Mode S, of selectief bellen, wordt voornamelijk in de luchtvaart gebruikt voor verbeterde identificatie-, volg- en communicatiesystemen voor vliegtuigen in luchtverkeersleidingssystemen (ATC). Het maakt selectieve ondervraging mogelijk van individuele vliegtuigen die zijn uitgerust met Mode S-transponders met behulp van unieke 24-bits adressen, bekend als Mode S-adressen of ICAO-adressen (International Civil Aviation Organization). Mode S maakt een effectievere monitoring en beheer van het luchtverkeer mogelijk door het verminderen van databotsingen, het verbeteren van het situationele bewustzijn en het ondersteunen van geavanceerde functies zoals Automatic Dependent Surveillance (ADS-B) datalink en Mode S of Mode S (MODE S DLS).
Het belangrijkste voordeel van Mode S is het vermogen om nauwkeurigere en selectievere communicatie te bieden in vergelijking met oudere radarsystemen zoals Mode A en Mode C. Mode S-transponders kunnen gedetailleerde vliegtuigidentificatie, positie, hoogte en andere gegevens verzenden als reactie op gerichte vragen vanaf de grond. radarstations. Dit selectieve adres vermindert interferentie, verbetert de nauwkeurigheid van de surveillance, ondersteunt een dynamischer luchtverkeersbeheer en verbetert de veiligheid in drukke luchtruimomgevingen.
Als we Mode S en Mode C vergelijken, dienen beide verschillende doeleinden in SSR-systemen. Mode C biedt voornamelijk informatie over de hoogte van vliegtuigen aan luchtverkeersleiders. Het verzendt de drukhoogte van het vliegtuig als reactie op radarondervragingen, waardoor verkeersleiders een veilige verticale scheiding tussen vliegtuigen kunnen handhaven. Mode S kan weliswaar hoogte-informatie leveren (via Mode C-functionaliteit), maar biedt extra voordelen zoals selectieve adressering, tweerichtingsdatacommunicatie en uitgebreide bewakingsmogelijkheden via functies zoals ADS-B. Daarom wordt Mode S als geavanceerder en veelzijdiger beschouwd dan Mode C in termen van functies en mogelijkheden.
Mode S is vereist in het luchtruim waar geavanceerde surveillancemogelijkheden en selectieve adressering vereist zijn voor effectief luchtverkeersbeheer. Het is verplicht in bepaalde gecontroleerde luchtruimregio’s, vooral waar radardekking en effectieve communicatie essentieel zijn voor het handhaven van veilige en ordelijke luchtverkeersoperaties. Vliegtuigen die in het vereiste Mode S-luchtruim opereren, moeten worden uitgerust met Mode S-transponders die voldoen aan internationale normen om interoperabiliteit en naadloze integratie met ATC-systemen te garanderen.

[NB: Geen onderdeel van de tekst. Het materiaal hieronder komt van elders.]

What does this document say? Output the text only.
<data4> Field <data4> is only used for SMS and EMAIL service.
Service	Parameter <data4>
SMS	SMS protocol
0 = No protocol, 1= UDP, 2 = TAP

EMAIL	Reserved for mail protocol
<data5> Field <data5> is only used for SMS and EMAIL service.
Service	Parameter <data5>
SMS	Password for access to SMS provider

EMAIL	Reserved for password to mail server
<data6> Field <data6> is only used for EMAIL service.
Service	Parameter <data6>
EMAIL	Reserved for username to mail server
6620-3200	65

AC-modus verwijst naar een gecombineerde modus waarbij de transponder van een vliegtuig kan werken in modus A (die een viercijferige octale code voor identificatie levert) en modus C (die hoogte-informatie biedt). Transponders in AC-modus zenden zowel identificatie- als hoogte-informatie uit wanneer ze worden ondervraagd door grondradarstations. Mode S introduceert daarentegen geavanceerde mogelijkheden zoals selectieve adressering, uitgebreide squitter voor automatische uitzending van vliegtuiggegevens en tweerichtingsdatalinkcommunicatie. Mode S verbetert de surveillance-efficiëntie, vermindert databotsingen en ondersteunt moderne vereisten voor luchtverkeersbeheer in vergelijking met de meer basisfunctionaliteit van Mode AC.